Unions have savaged the ABC after it admitted underpaying about 2500 casual staff over the past six years, sparking a major review within the national broadcaster.
The ABC on Thursday conceded making an error calculating penalties, allowances and loadings for flat-rate casual staff.
A Community and Public Sector Union complaint prompted the ABC to refer the matter to the Fair Work Ombudsman.
“This error should not have occurred and the ABC apologises to any casual employee who has been underpaid,” it said in a statement.
“The ABC is actively working to remedy this for affected employees as soon as possible.”

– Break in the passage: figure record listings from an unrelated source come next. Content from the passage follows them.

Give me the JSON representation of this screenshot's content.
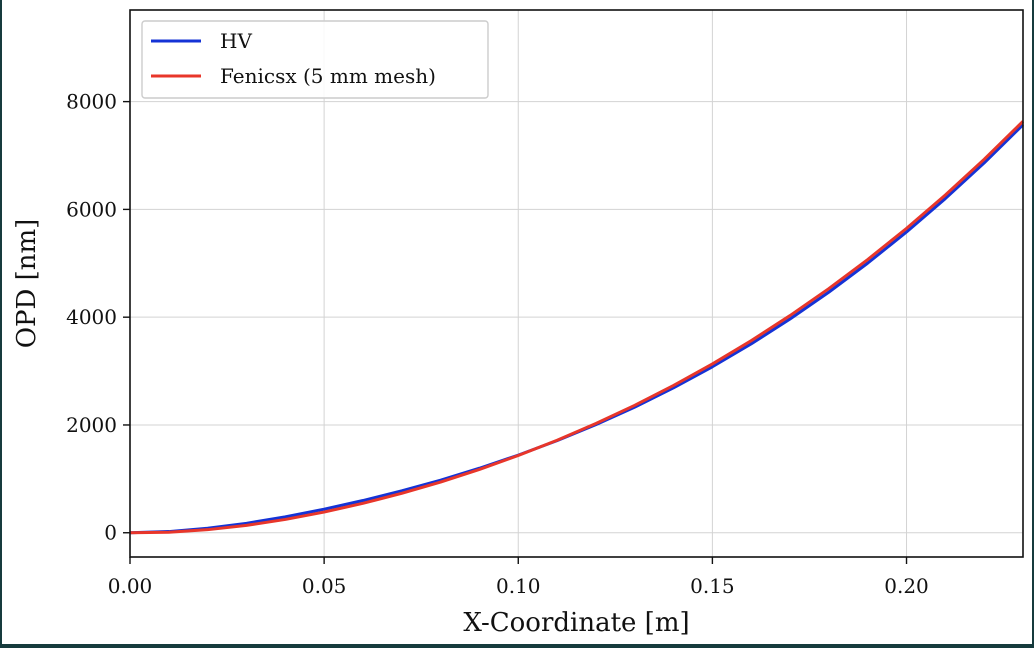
{
  "chart_data": {
    "type": "line",
    "title": "",
    "xlabel": "X-Coordinate [m]",
    "ylabel": "OPD [nm]",
    "xlim": [
      0.0,
      0.23
    ],
    "ylim": [
      -450,
      9700
    ],
    "xticks": [
      0.0,
      0.05,
      0.1,
      0.15,
      0.2
    ],
    "xtick_labels": [
      "0.00",
      "0.05",
      "0.10",
      "0.15",
      "0.20"
    ],
    "yticks": [
      0,
      2000,
      4000,
      6000,
      8000
    ],
    "ytick_labels": [
      "0",
      "2000",
      "4000",
      "6000",
      "8000"
    ],
    "grid": true,
    "legend_position": "top-left",
    "series": [
      {
        "name": "HV",
        "color": "#1533d6",
        "x": [
          0.0,
          0.01,
          0.02,
          0.03,
          0.04,
          0.05,
          0.06,
          0.07,
          0.08,
          0.09,
          0.1,
          0.11,
          0.12,
          0.13,
          0.14,
          0.15,
          0.16,
          0.17,
          0.18,
          0.19,
          0.2,
          0.21,
          0.22,
          0.23
        ],
        "values": [
          0,
          22,
          83,
          175,
          295,
          437,
          598,
          778,
          976,
          1197,
          1440,
          1709,
          2006,
          2331,
          2689,
          3080,
          3505,
          3966,
          4465,
          5003,
          5581,
          6201,
          6863,
          7570
        ]
      },
      {
        "name": "Fenicsx (5 mm mesh)",
        "color": "#e8362a",
        "x": [
          0.0,
          0.01,
          0.02,
          0.03,
          0.04,
          0.05,
          0.06,
          0.07,
          0.08,
          0.09,
          0.1,
          0.11,
          0.12,
          0.13,
          0.14,
          0.15,
          0.16,
          0.17,
          0.18,
          0.19,
          0.2,
          0.21,
          0.22,
          0.23
        ],
        "values": [
          0,
          10,
          57,
          137,
          247,
          384,
          546,
          732,
          941,
          1175,
          1433,
          1717,
          2027,
          2365,
          2733,
          3133,
          3564,
          4030,
          4531,
          5070,
          5648,
          6268,
          6929,
          7635
        ]
      }
    ]
  }
}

CPSU ABC section secretary Sinddy Ealy said the scale of the mistake over so many years would be unacceptable in any workplace, let alone the national broadcaster.
“Clearly the total bill for underpaid wages is going to be substantial and comes at a time when the ABC can ill afford it,” Ms Ealy said.

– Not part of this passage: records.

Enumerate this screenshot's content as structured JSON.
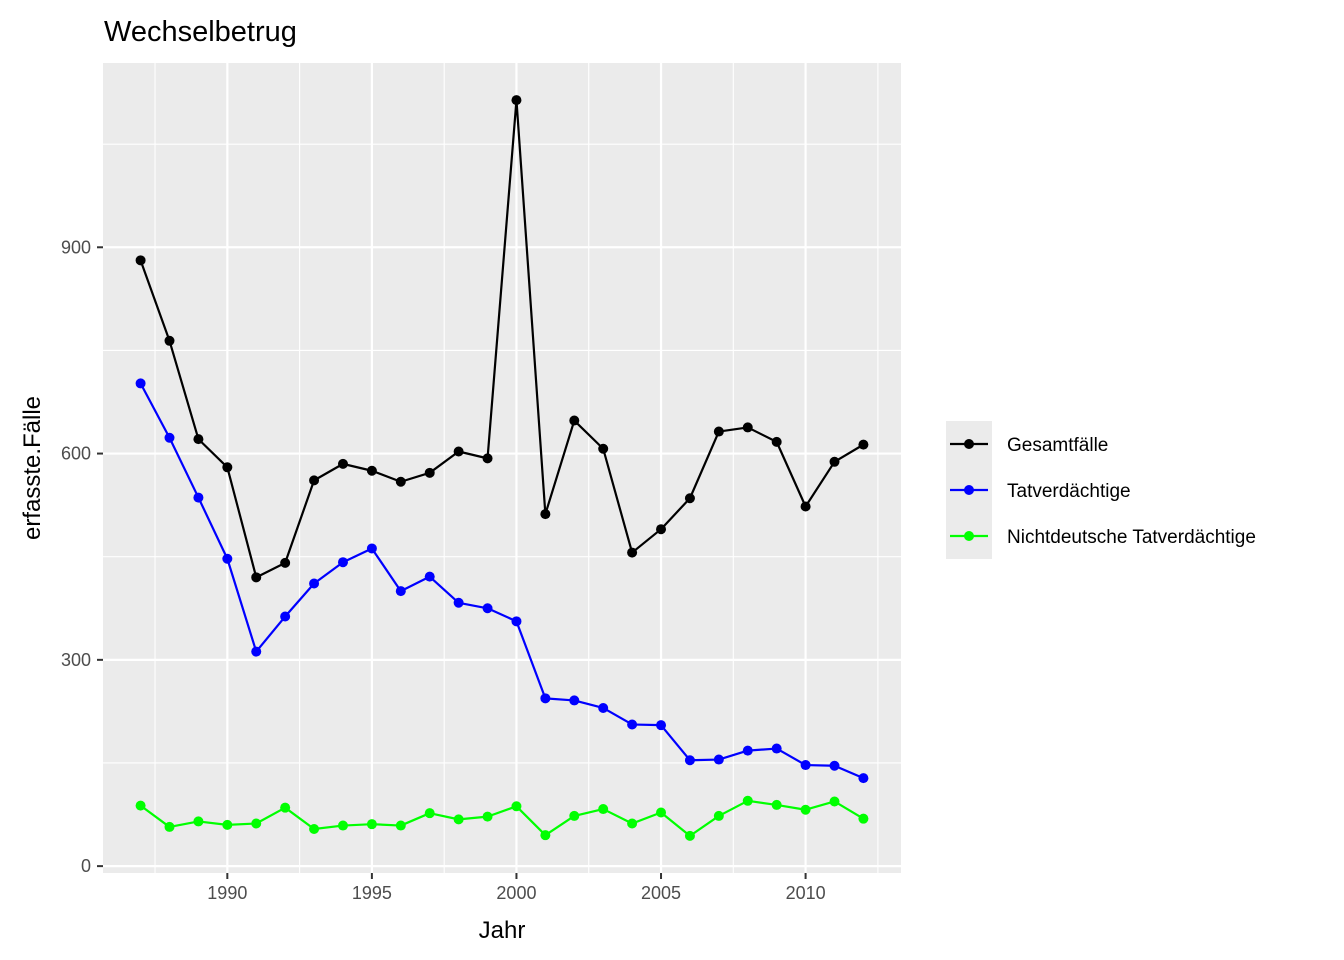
{
  "chart_data": {
    "type": "line",
    "title": "Wechselbetrug",
    "xlabel": "Jahr",
    "ylabel": "erfasste.Fälle",
    "xlim": [
      1985.7,
      2013.3
    ],
    "ylim": [
      -10,
      1168
    ],
    "x_ticks": [
      1990,
      1995,
      2000,
      2005,
      2010
    ],
    "x_tick_labels": [
      "1990",
      "1995",
      "2000",
      "2005",
      "2010"
    ],
    "y_ticks": [
      0,
      300,
      600,
      900
    ],
    "y_tick_labels": [
      "0",
      "300",
      "600",
      "900"
    ],
    "grid": true,
    "legend_position": "right",
    "x": [
      1987,
      1988,
      1989,
      1990,
      1991,
      1992,
      1993,
      1994,
      1995,
      1996,
      1997,
      1998,
      1999,
      2000,
      2001,
      2002,
      2003,
      2004,
      2005,
      2006,
      2007,
      2008,
      2009,
      2010,
      2011,
      2012
    ],
    "series": [
      {
        "name": "Gesamtfälle",
        "color": "#000000",
        "values": [
          881,
          764,
          621,
          580,
          420,
          441,
          561,
          585,
          575,
          559,
          572,
          603,
          593,
          1114,
          512,
          648,
          607,
          456,
          490,
          535,
          632,
          638,
          617,
          523,
          588,
          613
        ]
      },
      {
        "name": "Tatverdächtige",
        "color": "#0000ff",
        "values": [
          702,
          623,
          536,
          447,
          312,
          363,
          411,
          442,
          462,
          400,
          421,
          383,
          375,
          356,
          244,
          241,
          230,
          206,
          205,
          154,
          155,
          168,
          171,
          147,
          146,
          128
        ]
      },
      {
        "name": "Nichtdeutsche Tatverdächtige",
        "color": "#00ff00",
        "values": [
          88,
          57,
          65,
          60,
          62,
          85,
          54,
          59,
          61,
          59,
          77,
          68,
          72,
          87,
          45,
          73,
          83,
          62,
          78,
          44,
          73,
          95,
          89,
          82,
          94,
          69
        ]
      }
    ]
  }
}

Last month, the ABC admitted underpaying a Brisbane-based employee from its news division by $19,000 over three years.
The ABC assured the union in 2016 casual employees were being paid properly.

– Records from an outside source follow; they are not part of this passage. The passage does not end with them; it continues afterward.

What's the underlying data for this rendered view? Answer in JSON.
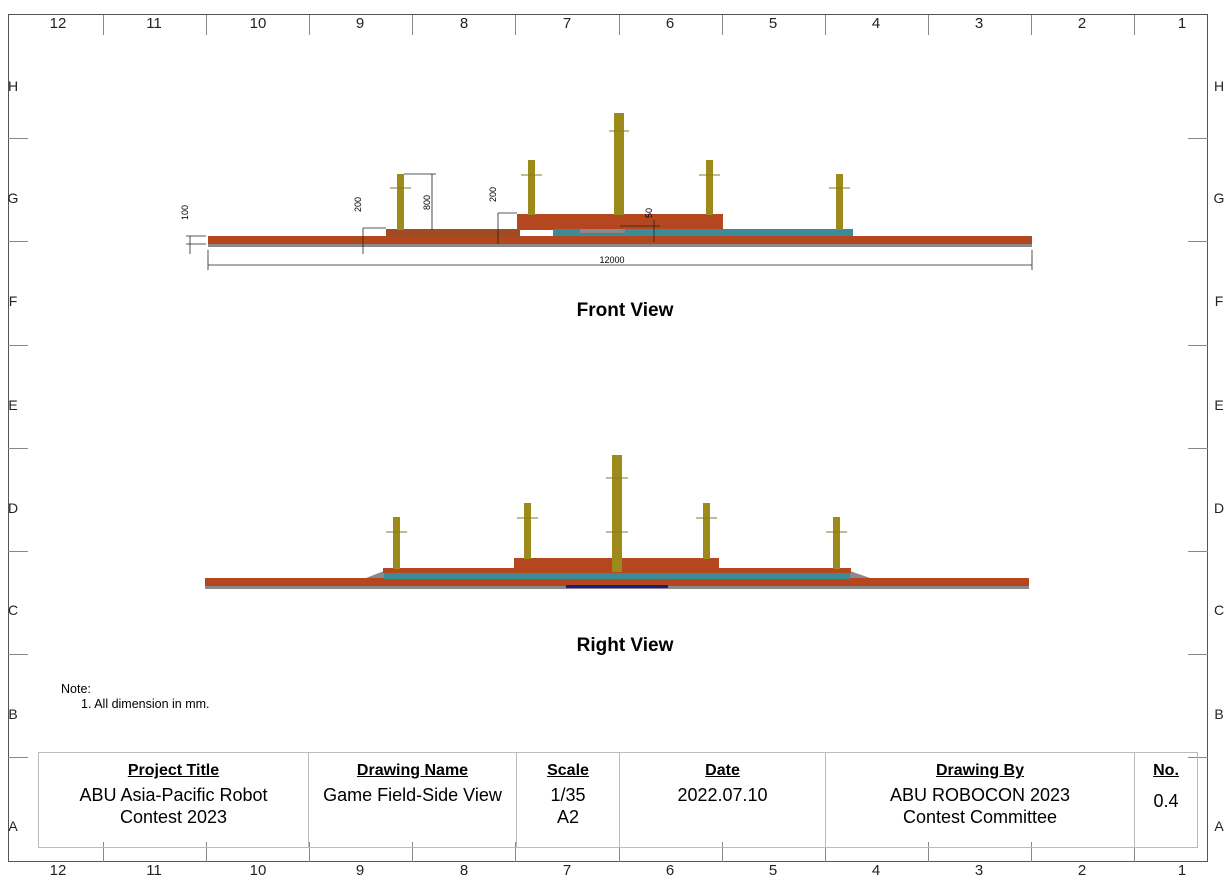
{
  "columns": [
    "12",
    "11",
    "10",
    "9",
    "8",
    "7",
    "6",
    "5",
    "4",
    "3",
    "2",
    "1"
  ],
  "rows": [
    "H",
    "G",
    "F",
    "E",
    "D",
    "C",
    "B",
    "A"
  ],
  "views": {
    "front_title": "Front View",
    "right_title": "Right View"
  },
  "dimensions": {
    "d100": "100",
    "d200a": "200",
    "d800": "800",
    "d200b": "200",
    "d50": "50",
    "d12000": "12000"
  },
  "note": {
    "label": "Note:",
    "line1": "1. All dimension in mm."
  },
  "title_block": {
    "project_title_label": "Project Title",
    "project_title_line1": "ABU Asia-Pacific Robot",
    "project_title_line2": "Contest 2023",
    "drawing_name_label": "Drawing Name",
    "drawing_name_value": "Game Field-Side View",
    "scale_label": "Scale",
    "scale_line1": "1/35",
    "scale_line2": "A2",
    "date_label": "Date",
    "date_value": "2022.07.10",
    "drawing_by_label": "Drawing By",
    "drawing_by_line1": "ABU ROBOCON 2023",
    "drawing_by_line2": "Contest Committee",
    "no_label": "No.",
    "no_value": "0.4"
  },
  "colors": {
    "floor": "#b4471f",
    "deck": "#a24a22",
    "teal": "#3b8c97",
    "pole": "#9c8a1b",
    "gray": "#8a8a8a",
    "navy": "#1a1a8a"
  }
}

Ms Ealy said those assurances, which came in response to concerns about the broadcaster’s over-reliance on casual workers, meant people responsible for the underpayment needed to be held accountable.
“Clearly the ABC dismissed the CPSU’s concerns without even checking if there was a problem,” she said.
The CPSU fears some workers will not get backpay, with compensation claims limited to the past six years despite widespread use of casual workers for two decades.
“All workers affected by this disgraceful situation should be provided with backpay, and many of these workers should also be given permanent jobs,” Ms Ealy said.
Australian Council of Trade Unions president Michele O’Neil slammed the ABC, calling for meaningful consequences for “wage theft”.
“This is truly appalling conduct from the ABC, the underpayment of huge amounts of money from thousands of employees is outrageous and will never be tolerated,” Ms O’Neil said.
The ABC has agreed to work with the CPSU and the Media, Entertainment and Arts Alliance to address their concerns.